⁷ College of Medicine, Chung-Ang University, 84 Heukseok-ro, Heukseok-dong, Dongjak-gu, Seoul 06974, Republic of Korea; Department of Plastic and Reconstructive Surgery, Chung-Ang University Hospital, Chung-Ang University College of Medicine, 102 Heukseok-ro, Heukseok-dong, Dongjak-gu, Seoul 06973, Republic of Korea. Electronic address: [email protected].
⁸ School of Integrative Engineering, Chung-Ang University, 84 Heukseok-ro, Heukseok-dong, Dongjak-gu, Seoul 06974, Republic of Korea. Electronic address: [email protected].

PMID: 39019109
DOI: 10.1016/j.jare.2024.07.011

Abstract

Introduction: Post-mastectomy radiotherapy plays a crucial role in breast cancer treatment but can lead to an inflammatory response causing soft tissue damage, particularly radiation-induced capsular contracture (RICC), impacting breast reconstruction outcomes. Adipose-derived stem cells (ADSCs), known for their regenerative potential via paracrine capacity, exhibit inherent radiotolerance. The influence of tumor necrosis factor-alpha (TNF-α) on ADSCs has been reported to enhance the paracrine effect of ADSCs, promoting wound healing by modulating inflammatory responses.

Objective: This study investigates the potential of TNF-α-treated human ADSCs (T-hASCs) on silicone implants to alleviate RICC, hypothesizing to enhance suppressive effects on RICC by modulating inflammatory responses in a radiation-exposed environment.

Methods: In vitro, T-hASCs were cultured on various surfaces to assess viability after exposure to radiation up to 20 Gy.

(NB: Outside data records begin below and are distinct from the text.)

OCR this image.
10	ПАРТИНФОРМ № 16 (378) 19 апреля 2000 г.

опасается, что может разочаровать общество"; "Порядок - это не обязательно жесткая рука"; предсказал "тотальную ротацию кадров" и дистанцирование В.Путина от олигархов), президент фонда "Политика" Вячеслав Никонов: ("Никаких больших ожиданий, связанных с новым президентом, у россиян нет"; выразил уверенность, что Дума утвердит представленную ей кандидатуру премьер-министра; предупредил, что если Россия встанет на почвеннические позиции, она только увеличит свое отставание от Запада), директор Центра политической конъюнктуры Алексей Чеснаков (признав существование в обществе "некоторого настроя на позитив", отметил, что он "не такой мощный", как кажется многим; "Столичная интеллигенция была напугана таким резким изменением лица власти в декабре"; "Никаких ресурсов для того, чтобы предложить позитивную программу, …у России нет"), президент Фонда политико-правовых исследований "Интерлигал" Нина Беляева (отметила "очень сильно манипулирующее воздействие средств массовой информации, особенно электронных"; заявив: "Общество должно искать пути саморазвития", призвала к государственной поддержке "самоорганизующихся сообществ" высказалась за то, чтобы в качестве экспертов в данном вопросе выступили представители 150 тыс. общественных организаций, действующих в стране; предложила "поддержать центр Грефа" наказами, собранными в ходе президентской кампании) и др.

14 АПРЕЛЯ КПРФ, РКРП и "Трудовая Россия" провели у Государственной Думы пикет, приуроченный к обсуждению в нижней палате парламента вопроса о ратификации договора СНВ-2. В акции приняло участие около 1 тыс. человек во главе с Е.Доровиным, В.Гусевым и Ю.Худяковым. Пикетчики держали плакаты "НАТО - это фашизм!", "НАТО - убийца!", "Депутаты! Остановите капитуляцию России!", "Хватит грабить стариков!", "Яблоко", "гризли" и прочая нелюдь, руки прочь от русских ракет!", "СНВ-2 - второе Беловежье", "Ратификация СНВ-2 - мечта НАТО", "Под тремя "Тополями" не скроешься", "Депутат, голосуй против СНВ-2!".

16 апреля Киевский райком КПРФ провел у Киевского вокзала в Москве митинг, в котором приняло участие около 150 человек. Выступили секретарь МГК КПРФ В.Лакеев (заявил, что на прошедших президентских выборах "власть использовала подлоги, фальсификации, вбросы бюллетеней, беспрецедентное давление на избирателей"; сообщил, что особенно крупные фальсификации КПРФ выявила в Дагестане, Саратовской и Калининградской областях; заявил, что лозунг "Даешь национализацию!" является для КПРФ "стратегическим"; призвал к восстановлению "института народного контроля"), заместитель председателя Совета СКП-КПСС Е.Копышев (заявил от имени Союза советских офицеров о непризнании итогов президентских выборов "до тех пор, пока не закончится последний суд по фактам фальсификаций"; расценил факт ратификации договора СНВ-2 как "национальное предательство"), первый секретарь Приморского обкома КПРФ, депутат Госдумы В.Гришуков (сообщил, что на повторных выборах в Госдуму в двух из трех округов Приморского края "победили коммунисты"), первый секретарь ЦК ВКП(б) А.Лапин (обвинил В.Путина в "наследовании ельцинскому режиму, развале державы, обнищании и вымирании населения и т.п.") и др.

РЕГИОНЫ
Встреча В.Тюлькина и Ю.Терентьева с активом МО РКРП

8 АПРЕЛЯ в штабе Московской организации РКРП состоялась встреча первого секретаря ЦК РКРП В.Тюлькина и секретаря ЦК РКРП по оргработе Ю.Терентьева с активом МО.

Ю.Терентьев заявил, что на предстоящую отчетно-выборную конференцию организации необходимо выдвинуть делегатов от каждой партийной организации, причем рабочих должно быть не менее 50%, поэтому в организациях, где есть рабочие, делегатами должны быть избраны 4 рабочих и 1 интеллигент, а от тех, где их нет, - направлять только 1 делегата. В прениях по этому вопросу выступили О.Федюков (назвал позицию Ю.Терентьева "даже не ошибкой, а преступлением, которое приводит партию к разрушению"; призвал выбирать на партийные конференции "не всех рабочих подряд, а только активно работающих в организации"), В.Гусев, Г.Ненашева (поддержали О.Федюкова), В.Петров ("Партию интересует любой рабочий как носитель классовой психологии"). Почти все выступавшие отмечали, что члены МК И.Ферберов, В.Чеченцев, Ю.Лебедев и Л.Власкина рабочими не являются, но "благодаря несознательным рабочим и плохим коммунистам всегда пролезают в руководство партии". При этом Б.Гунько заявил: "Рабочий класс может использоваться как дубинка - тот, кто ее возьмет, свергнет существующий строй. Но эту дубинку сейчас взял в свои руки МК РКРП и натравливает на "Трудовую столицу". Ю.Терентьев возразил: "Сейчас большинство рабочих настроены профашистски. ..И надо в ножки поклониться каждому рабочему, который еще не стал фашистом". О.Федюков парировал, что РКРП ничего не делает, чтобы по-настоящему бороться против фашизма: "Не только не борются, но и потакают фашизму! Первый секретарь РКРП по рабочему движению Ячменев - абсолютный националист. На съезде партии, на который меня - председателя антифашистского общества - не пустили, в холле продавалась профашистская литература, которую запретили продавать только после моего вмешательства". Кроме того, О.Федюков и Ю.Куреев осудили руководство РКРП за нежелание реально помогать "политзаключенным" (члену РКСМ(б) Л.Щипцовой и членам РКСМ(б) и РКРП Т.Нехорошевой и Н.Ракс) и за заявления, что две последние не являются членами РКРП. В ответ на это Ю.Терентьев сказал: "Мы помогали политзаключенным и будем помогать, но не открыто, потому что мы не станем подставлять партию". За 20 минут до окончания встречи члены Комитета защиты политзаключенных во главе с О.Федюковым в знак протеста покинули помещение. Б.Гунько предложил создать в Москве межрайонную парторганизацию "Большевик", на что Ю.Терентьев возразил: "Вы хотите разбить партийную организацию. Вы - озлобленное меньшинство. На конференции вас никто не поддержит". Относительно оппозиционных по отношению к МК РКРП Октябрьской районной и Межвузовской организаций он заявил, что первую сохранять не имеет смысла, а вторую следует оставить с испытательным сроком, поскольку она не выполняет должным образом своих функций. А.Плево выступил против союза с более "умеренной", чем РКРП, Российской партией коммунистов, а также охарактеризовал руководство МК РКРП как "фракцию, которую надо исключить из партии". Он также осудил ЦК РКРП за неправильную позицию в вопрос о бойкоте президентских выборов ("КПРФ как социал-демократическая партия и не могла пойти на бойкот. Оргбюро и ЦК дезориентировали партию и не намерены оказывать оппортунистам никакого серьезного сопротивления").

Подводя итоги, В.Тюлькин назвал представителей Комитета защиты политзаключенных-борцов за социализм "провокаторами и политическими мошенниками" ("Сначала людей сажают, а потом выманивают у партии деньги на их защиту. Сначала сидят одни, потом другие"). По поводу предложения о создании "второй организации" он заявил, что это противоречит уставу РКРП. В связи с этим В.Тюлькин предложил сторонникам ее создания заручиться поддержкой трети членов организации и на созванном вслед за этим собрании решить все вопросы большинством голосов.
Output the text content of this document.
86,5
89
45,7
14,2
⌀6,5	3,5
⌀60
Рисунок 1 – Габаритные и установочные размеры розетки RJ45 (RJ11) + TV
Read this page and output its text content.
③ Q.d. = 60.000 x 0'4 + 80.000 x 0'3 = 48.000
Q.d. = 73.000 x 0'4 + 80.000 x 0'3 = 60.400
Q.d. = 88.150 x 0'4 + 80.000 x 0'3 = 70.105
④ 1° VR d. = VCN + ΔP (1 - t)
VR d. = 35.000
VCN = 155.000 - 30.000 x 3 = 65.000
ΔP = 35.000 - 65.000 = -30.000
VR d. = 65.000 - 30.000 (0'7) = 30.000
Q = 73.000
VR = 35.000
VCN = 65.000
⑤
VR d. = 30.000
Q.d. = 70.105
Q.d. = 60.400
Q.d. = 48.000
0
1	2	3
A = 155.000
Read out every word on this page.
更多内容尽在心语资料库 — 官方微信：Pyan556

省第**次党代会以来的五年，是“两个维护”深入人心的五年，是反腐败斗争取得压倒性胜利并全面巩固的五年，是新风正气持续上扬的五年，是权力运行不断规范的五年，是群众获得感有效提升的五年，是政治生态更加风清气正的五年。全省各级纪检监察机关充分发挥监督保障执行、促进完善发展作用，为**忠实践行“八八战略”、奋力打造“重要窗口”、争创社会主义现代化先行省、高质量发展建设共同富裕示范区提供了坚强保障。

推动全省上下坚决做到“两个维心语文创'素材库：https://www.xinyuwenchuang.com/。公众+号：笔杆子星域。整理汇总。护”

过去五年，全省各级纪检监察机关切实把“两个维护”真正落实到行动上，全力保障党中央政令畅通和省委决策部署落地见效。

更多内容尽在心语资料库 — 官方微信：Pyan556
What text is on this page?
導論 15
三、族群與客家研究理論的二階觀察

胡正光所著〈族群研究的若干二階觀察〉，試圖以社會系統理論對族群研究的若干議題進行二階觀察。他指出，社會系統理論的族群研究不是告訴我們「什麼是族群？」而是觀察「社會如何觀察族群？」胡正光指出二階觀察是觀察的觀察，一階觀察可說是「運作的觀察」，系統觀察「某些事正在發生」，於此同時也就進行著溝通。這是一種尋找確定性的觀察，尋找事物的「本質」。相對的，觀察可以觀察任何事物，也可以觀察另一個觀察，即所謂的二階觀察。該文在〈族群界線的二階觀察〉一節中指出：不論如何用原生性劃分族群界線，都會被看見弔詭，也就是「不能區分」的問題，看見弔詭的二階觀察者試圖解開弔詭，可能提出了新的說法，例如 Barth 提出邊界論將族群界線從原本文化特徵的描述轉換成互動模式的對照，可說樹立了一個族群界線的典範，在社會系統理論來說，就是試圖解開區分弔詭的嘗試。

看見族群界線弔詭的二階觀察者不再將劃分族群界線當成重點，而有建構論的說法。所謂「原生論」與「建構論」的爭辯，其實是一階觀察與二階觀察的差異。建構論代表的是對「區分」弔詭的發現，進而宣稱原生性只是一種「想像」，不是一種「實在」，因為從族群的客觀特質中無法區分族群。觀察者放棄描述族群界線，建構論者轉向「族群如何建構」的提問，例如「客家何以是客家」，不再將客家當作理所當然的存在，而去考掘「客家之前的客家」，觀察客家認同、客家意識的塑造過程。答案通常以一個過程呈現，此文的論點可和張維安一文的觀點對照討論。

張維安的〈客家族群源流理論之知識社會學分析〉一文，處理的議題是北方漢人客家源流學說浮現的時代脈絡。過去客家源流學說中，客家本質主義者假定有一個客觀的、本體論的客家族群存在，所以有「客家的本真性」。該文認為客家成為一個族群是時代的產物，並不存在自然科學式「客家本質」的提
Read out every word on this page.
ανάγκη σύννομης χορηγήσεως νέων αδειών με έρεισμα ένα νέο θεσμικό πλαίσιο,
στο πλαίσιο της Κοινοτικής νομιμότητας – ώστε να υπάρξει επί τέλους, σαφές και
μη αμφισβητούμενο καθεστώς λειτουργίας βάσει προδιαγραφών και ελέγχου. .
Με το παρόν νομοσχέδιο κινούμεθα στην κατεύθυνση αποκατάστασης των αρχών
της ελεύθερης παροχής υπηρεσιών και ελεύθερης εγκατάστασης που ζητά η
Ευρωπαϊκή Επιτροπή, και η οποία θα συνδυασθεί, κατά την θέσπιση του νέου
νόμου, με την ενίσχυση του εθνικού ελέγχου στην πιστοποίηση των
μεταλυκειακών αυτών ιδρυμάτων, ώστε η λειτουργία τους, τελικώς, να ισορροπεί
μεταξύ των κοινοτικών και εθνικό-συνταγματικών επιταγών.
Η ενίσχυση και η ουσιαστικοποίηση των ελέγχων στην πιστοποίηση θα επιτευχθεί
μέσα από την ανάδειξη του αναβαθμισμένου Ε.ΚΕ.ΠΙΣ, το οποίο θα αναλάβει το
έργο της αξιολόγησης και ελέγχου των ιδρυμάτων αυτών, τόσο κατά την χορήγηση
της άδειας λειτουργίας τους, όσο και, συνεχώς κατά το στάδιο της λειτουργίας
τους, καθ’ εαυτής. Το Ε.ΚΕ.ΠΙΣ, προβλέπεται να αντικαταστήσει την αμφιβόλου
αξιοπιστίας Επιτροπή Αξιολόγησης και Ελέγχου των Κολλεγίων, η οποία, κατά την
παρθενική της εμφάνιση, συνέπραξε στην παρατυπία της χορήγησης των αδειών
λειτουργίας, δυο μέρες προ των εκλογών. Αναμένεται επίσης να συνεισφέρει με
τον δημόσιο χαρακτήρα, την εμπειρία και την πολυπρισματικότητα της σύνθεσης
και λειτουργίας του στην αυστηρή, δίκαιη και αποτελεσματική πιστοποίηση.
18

In vivo, T-hASC and non-TNF-α-treated hASC (C-hASCs)-coated membranes were implanted in mice before radiation exposure, and an evaluation of the RICC mitigation took place 4 and 8 weeks after implantation. In addition, the growth factors released from T-hASCs were assessed.

Results: In vitro, hASCs displayed significant radiotolerance, maintaining consistent viability after exposure to 10 Gy. TNF-α treatment further enhanced radiation tolerance, as evidenced by significantly higher viability than C-hASCs at 20 Gy. In vivo, T-hASC-coated implants effectively suppressed RICC, reducing capsule thickness. T-hASCs exhibited remarkable modulation of the inflammatory response, suppressing M1 macrophage polarization while enhancing M2 polarization. The elevated secretion of vascular endothelial growth factor from T-hASCs is believed to induce macrophage polarization, potentially reducing RICC.

Conclusion: This study establishes T-hASCs as a promising strategy for ameliorating the adverse effects experienced by breast reconstruction patients after mastectomy and radiation therapy. The observed radiotolerance, anti-fibrotic effects, and immune modulation suggest the possibility of enhancing patient outcomes and quality of life. Further research and clinical trials are warranted for broader clinical uses.

Keywords: Adipose-derived stem cells; Breast reconstruction; Immune response; Radiation-induced capsular contracture; Tumor necrosis factor-alpha.